If that doesn't pan out, they are sold for between $100 to $200 US per person, often as day labourers in construction or agriculture.
The IOM interviewed dozens of West Africans who recounted being sold in garages and car parks in the southern city of Sabha, one of Libya's main migrant smuggling hubs.
The trade mostly targets men, Belbeisi said, but the IOM has also heard stories of women being sold into sexual slavery.
The stories are all different, he said, but the common thread in all of them is violence and hunger.
'You can be killed'
"They live in a very poor conditions, they receive just the minimal amount of food, just to keep them alive, and the treatment that they face also is inhumane," he said. "Many are subject to violence and it can reach a level where you can be killed if you cause problems to those smugglers."
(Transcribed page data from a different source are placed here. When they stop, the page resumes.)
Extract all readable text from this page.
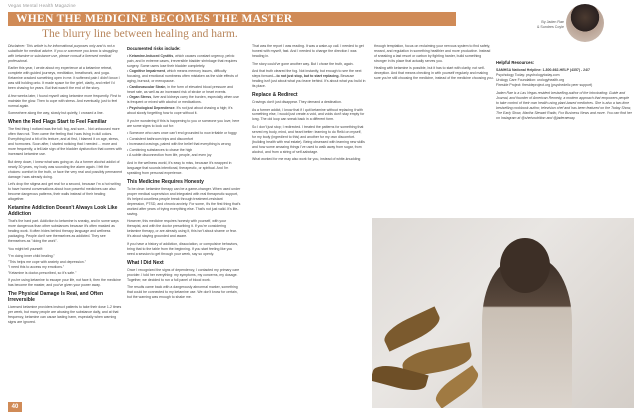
Vegas Mental Health Magazine
WHEN THE MEDICINE BECOMES THE MASTER
The blurry line between healing and harm.
By Jaden Rae
& Sundres Coyle

Disclaimer: This article is for informational purposes only and is not a substitute for medical advice. If you or someone you know is struggling with ketamine or substance use, please consult a licensed medical professional.

Earlier this year, I wrote about my experience at a ketamine retreat, complete with guided journeys, meditation, breathwork, and yoga. Ketamine cracked something open in me. It softened pain I didn't know I was still holding onto. It made space for the grief, clarity, and relief I'd been chasing for years. But that wasn't the end of the story.

A few weeks later, I found myself using ketamine more frequently. First to maintain the glow. Then to cope with stress. And eventually, just to feel normal again.

Somewhere along the way, slowly but quietly, I crossed a line.

When the Red Flags Start to Feel Familiar

The first thing I noticed was the toll: fog, and sore... Not unfocused more often than not. Then came the feeling that I was living in dull colors. Everything lost a bit of its texture, and at first, I blamed it on age, stress, and hormones. Soon after, I started noticing that I needed ... more and more frequently, a tell-tale sign of the bladder dysfunction that comes with increased ketamine use.

But deep down, I knew what was going on. As a former alcohol addict of nearly 30 years, my body was sounding the alarm again. I felt the choices: comfort in the truth, or face the very real and possibly permanent damage I was already doing.

Let's drop the stigma and get real for a second, because I'm a hot writing to have honest conversations about how powerful medicines can also become dangerous patterns, their walls instead of their healing altogether.

Ketamine Addiction Doesn't Always Look Like Addiction

That's the hard part. Addiction to ketamine is sneaky, and in some ways more dangerous than other substances because it's often masked as healing work. It often hides behind therapy language and wellness packaging. People don't see themselves as addicted. They see themselves as "doing the work".

You might tell yourself:

"I'm doing inner child healing."
"This helps me cope with anxiety and depression."
"I need this to access my emotions."
"Ketamine is doctor-prescribed, so it's safe."

If you're using ketamine to escape your life, not face it, then the medicine has become the master, and you've given your power away.

The Physical Damage Is Real, and Often Irreversible

Licensed ketamine providers instruct patients to take their dose 1-2 times per week, but many people are abusing the substance daily, and at that frequency, ketamine can cause lasting harm, especially when warning signs are ignored.

Documented risks include:
• Ketamine-Induced Cystitis, which causes constant urgency, pelvic pain, and in extreme cases, irreversible bladder shrinkage that requires surgery. Some users lose their bladder completely.
• Cognitive Impairment, which means memory issues, difficulty focusing, and emotional numbness often mistaken as the side effects of aging, burnout, or menopause.
• Cardiovascular Strain, in the form of elevated blood pressure and heart rate, as well as an increased risk of stroke or heart events.
• Organ Stress, liver and kidneys carry the burden, especially when use is frequent or mixed with alcohol or medications.
• Psychological Dependence. It's not just about chasing a high; it's about slowly forgetting how to cope without it.

If you're wondering if this is happening to you or someone you love, here are some signs to look out for:

• Someone who uses once can't end grounded to now irritable or foggy
• Consistent bathroom trips and discomfort
• Increased cravings, paired with the belief that everything is wrong
• Combining substances to chase the high
• A subtle disconnection from life, people, and even joy

And in the wellness world, it's easy to miss, because it's wrapped in language that sounds intentional, therapeutic, or spiritual. And I'm speaking from personal experience.

This Medicine Requires Honesty

To be clear: ketamine therapy can be a game-changer. When used under proper medical supervision and integrated with real therapeutic support, it's helped countless people break through treatment-resistant depression, PTSD, and chronic anxiety. For some, it's the first thing that's worked after years of trying everything else. That's not just valid. It's life-saving.

However, this medicine requires honesty with yourself, with your therapist, and with the doctor prescribing it. If you're considering ketamine therapy, or are already using it, this isn't about shame or fear. It's about staying grounded and aware.

If you have a history of addiction, dissociation, or compulsive behaviors, bring that to the table from the beginning. If you start feeling like you need a session to get through your week, say so openly.

What I Did Next

Once I recognized the signs of dependency, I contacted my primary care provider. I told her everything: my symptoms, my concerns, my dosage. Together, we decided to run a full panel of blood work.

The results came back with a dangerously abnormal marker, something that could be connected to my ketamine use. We don't know for certain, but the warning was enough to shake me.

That was the report I was reading. It was a wake-up call. I needed to get honest with myself, fast. And I needed to change the direction I was heading in.

The story could've gone another way. But I chose the truth, again.

And that truth cleared the fog. Not instantly, but enough to see the next steps forward—to not just stop, but to start replacing. Because healing isn't just about what you leave behind. It's about what you build in its place.

Replace & Redirect

Cravings don't just disappear. They demand a destination.

As a former addict, I know that if I quit ketamine without replacing it with something else, I would just create a void, and voids don't stay empty for long. The old loop can sneak back in a different form.

So I don't just stop; I redirected. I treated the patterns for something that served my body, mind, and heart better: learning to do Reiki on myself, for my body (ingredient to this) and another for my own discomfort. (building health with real estate). Being obsessed with learning new skills and how some amazing things I've used to walk away from sugar, from alcohol, and from a string of self-sabotage.

What worked for me may also work for you, instead of white-knuckling

through temptation, focus on reclaiming your nervous system to find safety, reward, and regulation in something healthier and more productive. Instead of sneaking a last resort or carbon by fighting harder, build something stronger in its place that actually serves you.

Healing with ketamine is possible, but it has to start with clarity, not self-deception. And that means checking in with yourself regularly and making sure you're still choosing the medicine, instead of the medicine choosing you.

Helpful Resources:
SAMHSA National Helpline: 1-800-662-HELP (4357) - 24/7
Psychology Today: psychologytoday.com
Urology Care Foundation: urologyhealth.org
Fireside Project: firesideproject.org (psychedelic peer support)

Jaden Rae is a Las Vegas resident bestselling author of the Intoxicating: Guide and Journal, and founder of American Remedy, a modern approach that empowers people to take control of their own health using plant-based medicines. She is also a two-time bestselling cookbook author, television chef and has been featured on the Today Show, The Early Show, Martha Stewart Radio, Fox Business News and more. You can find her on Instagram at @sheisnutrition and @jaderaeway.

40
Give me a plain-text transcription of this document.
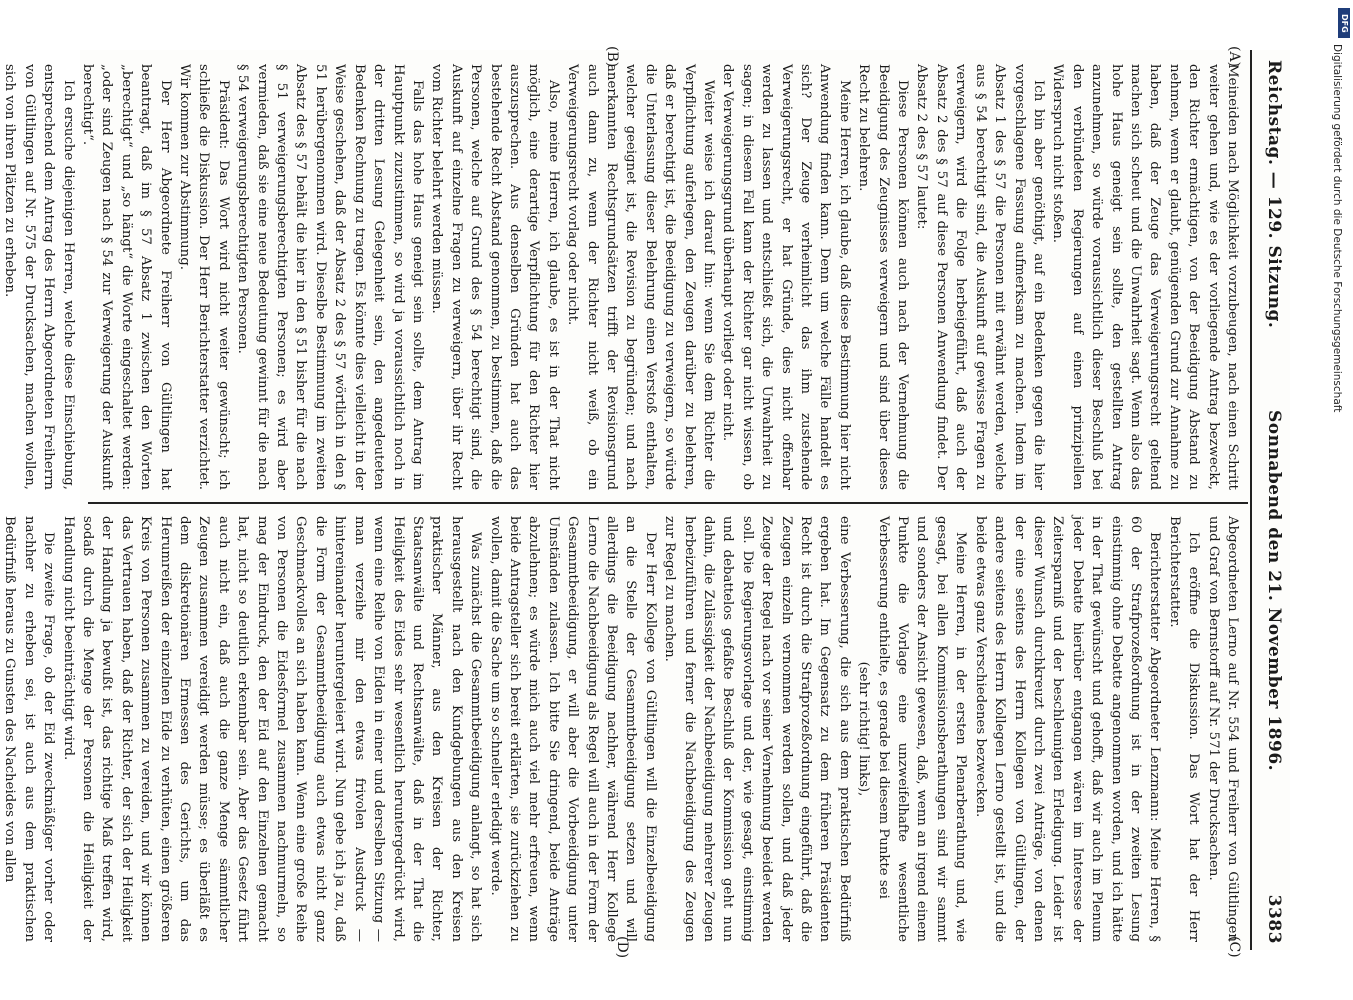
Reichstag. — 129. Sitzung.
Sonnabend den 21. November 1896.
3383
(A)
(B)
(C)
(D)

Meineiden nach Möglichkeit vorzubeugen, nach einen Schritt weiter gehen und, wie es der vorliegende Antrag bezweckt, den Richter ermächtigen, von der Beeidigung Abstand zu nehmen, wenn er glaubt, genügenden Grund zur Annahme zu haben, daß der Zeuge das Verweigerungsrecht geltend machen sich scheut und die Unwahrheit sagt. Wenn also das hohe Haus geneigt sein sollte, den gestellten Antrag anzunehmen, so würde voraussichtlich dieser Beschluß bei den verbündeten Regierungen auf einen prinzipiellen Widerspruch nicht stoßen.

Ich bin aber genöthigt, auf ein Bedenken gegen die hier vorgeschlagene Fassung aufmerksam zu machen. Indem im Absatz 1 des § 57 die Personen mit erwähnt werden, welche aus § 54 berechtigt sind, die Auskunft auf gewisse Fragen zu verweigern, wird die Folge herbeigeführt, daß auch der Absatz 2 des § 57 auf diese Personen Anwendung findet. Der Absatz 2 des § 57 lautet:

Diese Personen können auch nach der Vernehmung die Beeidigung des Zeugnisses verweigern und sind über dieses Recht zu belehren.

Meine Herren, ich glaube, daß diese Bestimmung hier nicht Anwendung finden kann. Denn um welche Fälle handelt es sich? Der Zeuge verheimlicht das ihm zustehende Verweigerungsrecht, er hat Gründe, dies nicht offenbar werden zu lassen und entschließt sich, die Unwahrheit zu sagen; in diesem Fall kann der Richter gar nicht wissen, ob der Verweigerungsgrund überhaupt vorliegt oder nicht.

Weiter weise ich darauf hin: wenn Sie dem Richter die Verpflichtung auferlegen, den Zeugen darüber zu belehren, daß er berechtigt ist, die Beeidigung zu verweigern, so würde die Unterlassung dieser Belehrung einen Verstoß enthalten, welcher geeignet ist, die Revision zu begründen; und nach anerkannten Rechtsgrundsätzen trifft der Revisionsgrund auch dann zu, wenn der Richter nicht weiß, ob ein Verweigerungsrecht vorlag oder nicht.

Also, meine Herren, ich glaube, es ist in der That nicht möglich, eine derartige Verpflichtung für den Richter hier auszusprechen. Aus denselben Gründen hat auch das bestehende Recht Abstand genommen, zu bestimmen, daß die Personen, welche auf Grund des § 54 berechtigt sind, die Auskunft auf einzelne Fragen zu verweigern, über ihr Recht vom Richter belehrt werden müssen.

Falls das hohe Haus geneigt sein sollte, dem Antrag im Hauptpunkt zuzustimmen, so wird ja voraussichtlich noch in der dritten Lesung Gelegenheit sein, den angedeuteten Bedenken Rechnung zu tragen. Es könnte dies vielleicht in der Weise geschehen, daß der Absatz 2 des § 57 wörtlich in den § 51 herübergenommen wird. Dieselbe Bestimmung im zweiten Absatz des § 57 behält die hier in den § 51 bisher für die nach § 51 verweigerungsberechtigten Personen; es wird aber vermieden, daß sie eine neue Bedeutung gewinnt für die nach § 54 verweigerungsberechtigten Personen.

Präsident: Das Wort wird nicht weiter gewünscht; ich schließe die Diskussion. Der Herr Berichterstatter verzichtet. Wir kommen zur Abstimmung.

Der Herr Abgeordnete Freiherr von Gültlingen hat beantragt, daß im § 57 Absatz 1 zwischen den Worten „berechtigt“ und „so hängt“ die Worte eingeschaltet werden: „oder sind Zeugen nach § 54 zur Verweigerung der Auskunft berechtigt“.

Ich ersuche diejenigen Herren, welche diese Einschiebung, entsprechend dem Antrag des Herrn Abgeordneten Freiherrn von Gültlingen auf Nr. 575 der Drucksachen, machen wollen, sich von ihren Plätzen zu erheben.

Abgeordneten Lerno auf Nr. 554 und Freiherr von Gültlingen und Graf von Bernstorff auf Nr. 571 der Drucksachen.

Ich eröffne die Diskussion. Das Wort hat der Herr Berichterstatter.

Berichterstatter Abgeordneter Lenzmann: Meine Herren, § 60 der Strafprozeßordnung ist in der zweiten Lesung einstimmig ohne Debatte angenommen worden, und ich hätte in der That gewünscht und gehofft, daß wir auch im Plenum jeder Debatte hierüber entgangen wären im Interesse der Zeitersparniß und der beschleunigten Erledigung. Leider ist dieser Wunsch durchkreuzt durch zwei Anträge, von denen der eine seitens des Herrn Kollegen von Gültlingen, der andere seitens des Herrn Kollegen Lerno gestellt ist, und die beide etwas ganz Verschiedenes bezwecken.

Meine Herren, in der ersten Plenarberathung und, wie gesagt, bei allen Kommissionsberathungen sind wir sammt und sonders der Ansicht gewesen, daß, wenn an irgend einem Punkte die Vorlage eine unzweifelhafte wesentliche Verbesserung enthielte, es gerade bei diesem Punkte sei

(sehr richtig! links),

eine Verbesserung, die sich aus dem praktischen Bedürfniß ergeben hat. Im Gegensatz zu dem früheren Präsidenten Recht ist durch die Strafprozeßordnung eingeführt, daß die Zeugen einzeln vernommen werden sollen, und daß jeder Zeuge der Regel nach vor seiner Vernehmung beeidet werden soll. Die Regierungsvorlage und der, wie gesagt, einstimmig und debattelos gefaßte Beschluß der Kommission geht nun dahin, die Zulässigkeit der Nachbeeidigung mehrerer Zeugen herbeizuführen und ferner die Nachbeeidigung des Zeugen zur Regel zu machen.

Der Herr Kollege von Gültlingen will die Einzelbeeidigung an die Stelle der Gesammtbeeidigung setzen und will allerdings die Beeidigung nachher, während Herr Kollege Lerno die Nachbeeidigung als Regel will auch in der Form der Gesammtbeeidigung, er will aber die Vorbeeidigung unter Umständen zulassen. Ich bitte Sie dringend, beide Anträge abzulehnen; es würde mich auch viel mehr erfreuen, wenn beide Antragsteller sich bereit erklärten, sie zurückziehen zu wollen, damit die Sache um so schneller erledigt werde.

Was zunächst die Gesammtbeeidigung anlangt, so hat sich herausgestellt nach den Kundgebungen aus den Kreisen praktischer Männer, aus den Kreisen der Richter, Staatsanwälte und Rechtsanwälte, daß in der That die Heiligkeit des Eides sehr wesentlich heruntergedrückt wird, wenn eine Reihe von Eiden in einer und derselben Sitzung — man verzeihe mir den etwas frivolen Ausdruck — hintereinander heruntergeleiert wird. Nun gebe ich ja zu, daß die Form der Gesammtbeeidigung auch etwas nicht ganz Geschmackvolles an sich haben kann. Wenn eine große Reihe von Personen die Eidesformel zusammen nachmurmeln, so mag der Eindruck, den der Eid auf den Einzelnen gemacht hat, nicht so deutlich erkennbar sein. Aber das Gesetz führt auch nicht ein, daß auch die ganze Menge sämmtlicher Zeugen zusammen vereidigt werden müsse; es überläßt es dem diskretionären Ermessen des Gerichts, um das Herumreißen der einzelnen Eide zu verhüten, einen größeren Kreis von Personen zusammen zu vereiden, und wir können das Vertrauen haben, daß der Richter, der sich der Heiligkeit der Handlung ja bewußt ist, das richtige Maß treffen wird, sodaß durch die Menge der Personen die Heiligkeit der Handlung nicht beeinträchtigt wird.

Die zweite Frage, ob der Eid zweckmäßiger vorher oder nachher zu erheben sei, ist auch aus dem praktischen Bedürfniß heraus zu Gunsten des Nacheides von allen

DFG
Digitalisierung gefördert durch die Deutsche Forschungsgemeinschaft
Some who don't snag a ransom for their kidnappers are reportedly killed or left to starve to death, then are buried in unmarked graves with families back home uncertain of their fate.
"We are hearing about mass graves in the desert," Mohammed Abdiker, IOM's director of operations and emergencies, said in a statement.
Libya is the main gateway for migrants attempting to reach Europe by sea, with more than 150,000 people making the crossing in each of the past three years.
So far this year an estimated 32,657 migrants have crossed to Italy, over 7,000 more than during the same period in 2016, according to UN estimates. More than 800 are known to have died at sea in 2017 while an unknown number perish during their journey north through the desert. In 2016, some 3,800 died.
"People fleeing their countries looking for better life, they end up in a much worse situation," Belbeisi said. "And you can imagine if you accept this very high risk, it means that you have very limited options back home, and I believe those people deserve better treatment and better opportuities."